4. Applying knowledge

The biggest bottleneck is still execution: actually building a working system.

The researchers conclude that this final step is especially underdeveloped.

Key takeaway: AI asks the wrong questions

A notable finding is a shift in the failure mode of top models. The hardest part isn’t solving problems—it’s formulating the right questions.

That echoes a classic insight from Albert Einstein: defining the problem correctly is often more important than solving it.

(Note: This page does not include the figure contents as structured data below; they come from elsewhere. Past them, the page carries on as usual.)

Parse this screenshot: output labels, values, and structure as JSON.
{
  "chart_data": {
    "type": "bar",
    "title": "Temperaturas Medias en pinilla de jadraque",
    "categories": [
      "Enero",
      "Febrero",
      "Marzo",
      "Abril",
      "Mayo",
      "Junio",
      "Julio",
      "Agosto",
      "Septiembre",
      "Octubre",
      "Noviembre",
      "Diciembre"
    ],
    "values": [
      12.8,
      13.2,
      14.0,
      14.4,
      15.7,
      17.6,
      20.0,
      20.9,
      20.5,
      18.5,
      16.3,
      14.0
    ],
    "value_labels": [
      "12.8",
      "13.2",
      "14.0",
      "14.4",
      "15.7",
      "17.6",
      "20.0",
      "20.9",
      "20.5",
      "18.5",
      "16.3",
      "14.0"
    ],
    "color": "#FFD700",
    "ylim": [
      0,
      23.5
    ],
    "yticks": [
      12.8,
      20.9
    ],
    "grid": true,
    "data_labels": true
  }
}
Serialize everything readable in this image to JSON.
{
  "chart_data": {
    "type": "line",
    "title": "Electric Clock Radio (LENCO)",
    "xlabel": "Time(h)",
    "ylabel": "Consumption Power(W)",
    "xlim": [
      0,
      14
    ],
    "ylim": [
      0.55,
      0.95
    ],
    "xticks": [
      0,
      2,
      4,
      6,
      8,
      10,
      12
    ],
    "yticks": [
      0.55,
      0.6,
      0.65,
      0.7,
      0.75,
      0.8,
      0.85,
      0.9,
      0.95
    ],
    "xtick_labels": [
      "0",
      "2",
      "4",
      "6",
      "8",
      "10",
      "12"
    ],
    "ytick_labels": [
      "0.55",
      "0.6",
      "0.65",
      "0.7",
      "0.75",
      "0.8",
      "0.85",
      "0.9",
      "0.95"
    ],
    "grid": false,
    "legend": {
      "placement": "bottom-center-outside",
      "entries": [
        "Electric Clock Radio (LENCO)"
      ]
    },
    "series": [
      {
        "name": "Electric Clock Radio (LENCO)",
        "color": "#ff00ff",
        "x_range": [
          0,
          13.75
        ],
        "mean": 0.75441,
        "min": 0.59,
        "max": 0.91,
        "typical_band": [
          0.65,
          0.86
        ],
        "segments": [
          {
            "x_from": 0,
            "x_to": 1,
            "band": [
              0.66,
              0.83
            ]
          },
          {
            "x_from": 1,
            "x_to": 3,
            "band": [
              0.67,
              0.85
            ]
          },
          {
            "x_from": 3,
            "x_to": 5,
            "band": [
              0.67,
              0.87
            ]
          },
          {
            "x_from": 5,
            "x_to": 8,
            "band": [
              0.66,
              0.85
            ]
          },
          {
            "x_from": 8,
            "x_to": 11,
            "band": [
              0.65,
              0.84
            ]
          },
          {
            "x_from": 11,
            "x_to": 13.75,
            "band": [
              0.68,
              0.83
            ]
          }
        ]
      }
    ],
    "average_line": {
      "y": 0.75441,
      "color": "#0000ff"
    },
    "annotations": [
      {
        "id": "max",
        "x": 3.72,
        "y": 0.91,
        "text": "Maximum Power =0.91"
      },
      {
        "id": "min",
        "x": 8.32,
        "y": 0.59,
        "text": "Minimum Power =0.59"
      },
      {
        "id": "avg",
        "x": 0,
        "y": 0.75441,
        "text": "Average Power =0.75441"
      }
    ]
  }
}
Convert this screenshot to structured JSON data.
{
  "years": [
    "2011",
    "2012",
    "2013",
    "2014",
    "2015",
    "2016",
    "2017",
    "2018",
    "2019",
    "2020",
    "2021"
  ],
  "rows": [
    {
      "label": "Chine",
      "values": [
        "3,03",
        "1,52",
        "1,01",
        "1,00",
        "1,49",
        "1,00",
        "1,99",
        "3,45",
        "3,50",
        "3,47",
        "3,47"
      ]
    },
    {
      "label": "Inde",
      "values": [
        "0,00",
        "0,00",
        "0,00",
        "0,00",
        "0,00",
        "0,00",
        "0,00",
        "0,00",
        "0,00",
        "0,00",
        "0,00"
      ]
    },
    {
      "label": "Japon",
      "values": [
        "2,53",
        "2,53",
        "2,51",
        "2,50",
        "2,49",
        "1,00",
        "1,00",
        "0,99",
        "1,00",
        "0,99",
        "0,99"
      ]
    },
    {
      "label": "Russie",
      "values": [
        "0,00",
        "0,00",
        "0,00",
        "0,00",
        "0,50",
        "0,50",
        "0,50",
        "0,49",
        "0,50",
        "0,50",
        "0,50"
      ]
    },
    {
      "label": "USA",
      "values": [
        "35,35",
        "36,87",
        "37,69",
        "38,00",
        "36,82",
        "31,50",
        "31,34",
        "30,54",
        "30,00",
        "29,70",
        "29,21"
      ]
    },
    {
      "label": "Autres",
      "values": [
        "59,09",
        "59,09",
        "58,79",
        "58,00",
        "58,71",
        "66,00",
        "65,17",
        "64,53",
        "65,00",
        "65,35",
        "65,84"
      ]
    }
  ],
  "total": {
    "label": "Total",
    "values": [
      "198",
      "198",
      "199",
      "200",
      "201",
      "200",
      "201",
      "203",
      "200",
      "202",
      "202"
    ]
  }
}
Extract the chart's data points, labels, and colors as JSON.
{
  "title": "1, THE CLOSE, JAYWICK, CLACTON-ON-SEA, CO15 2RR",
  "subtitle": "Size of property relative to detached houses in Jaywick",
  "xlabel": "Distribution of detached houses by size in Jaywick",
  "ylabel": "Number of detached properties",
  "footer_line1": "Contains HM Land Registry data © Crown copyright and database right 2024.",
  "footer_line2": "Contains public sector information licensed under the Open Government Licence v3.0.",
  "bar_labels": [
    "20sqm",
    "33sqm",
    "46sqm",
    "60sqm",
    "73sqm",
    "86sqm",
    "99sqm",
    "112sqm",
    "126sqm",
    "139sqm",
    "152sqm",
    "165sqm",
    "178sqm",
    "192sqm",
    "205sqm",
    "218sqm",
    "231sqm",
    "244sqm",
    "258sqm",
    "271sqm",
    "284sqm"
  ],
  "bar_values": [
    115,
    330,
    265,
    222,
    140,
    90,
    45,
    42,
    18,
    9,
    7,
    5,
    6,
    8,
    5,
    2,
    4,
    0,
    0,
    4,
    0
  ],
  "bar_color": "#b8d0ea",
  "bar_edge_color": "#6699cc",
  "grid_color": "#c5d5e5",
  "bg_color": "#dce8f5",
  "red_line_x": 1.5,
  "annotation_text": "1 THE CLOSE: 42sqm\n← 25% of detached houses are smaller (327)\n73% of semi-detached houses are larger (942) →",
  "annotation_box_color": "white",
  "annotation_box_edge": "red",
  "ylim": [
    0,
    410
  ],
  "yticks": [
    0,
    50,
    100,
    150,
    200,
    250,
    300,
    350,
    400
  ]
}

For AI, this means systems still don’t sufficiently understand where to look for new knowledge.

Industry and automation

Companies using AI for design or engineering will hit limits. AI can propose ideas but falters on complex implementation.

Education and research

AI as a “research partner” remains only moderately reliable. Students and researchers must scrutinize generated solutions.

Labor market

Human experts stay essential—especially in roles where insight meets application, such as engineering and data science.

Policy

For policymakers, this means expectations around autonomous AI need recalibrating. Fully automating complex decision-making isn’t realistic yet.

Why this research matters

This study reframes the AI capabilities debate. Until now, the focus was on language understanding and reasoning. This research shows that:

reasoning ≠ application
knowledge ≠ understanding
output ≠ functionality

It underscores that real intelligence isn’t just about giving answers—it’s about building things that work.

Conclusion: AI still misses a critical link

The conclusion is clear: current AI systems lack a fundamental bridge between thinking and doing.

While models are improving at reasoning and experimentation, practical application lags behind. For now, AI is a tool—not an autonomous problem-solver.

For the Netherlands, that means using AI strategically: supportive where it helps, but always with humans in charge for complex tasks.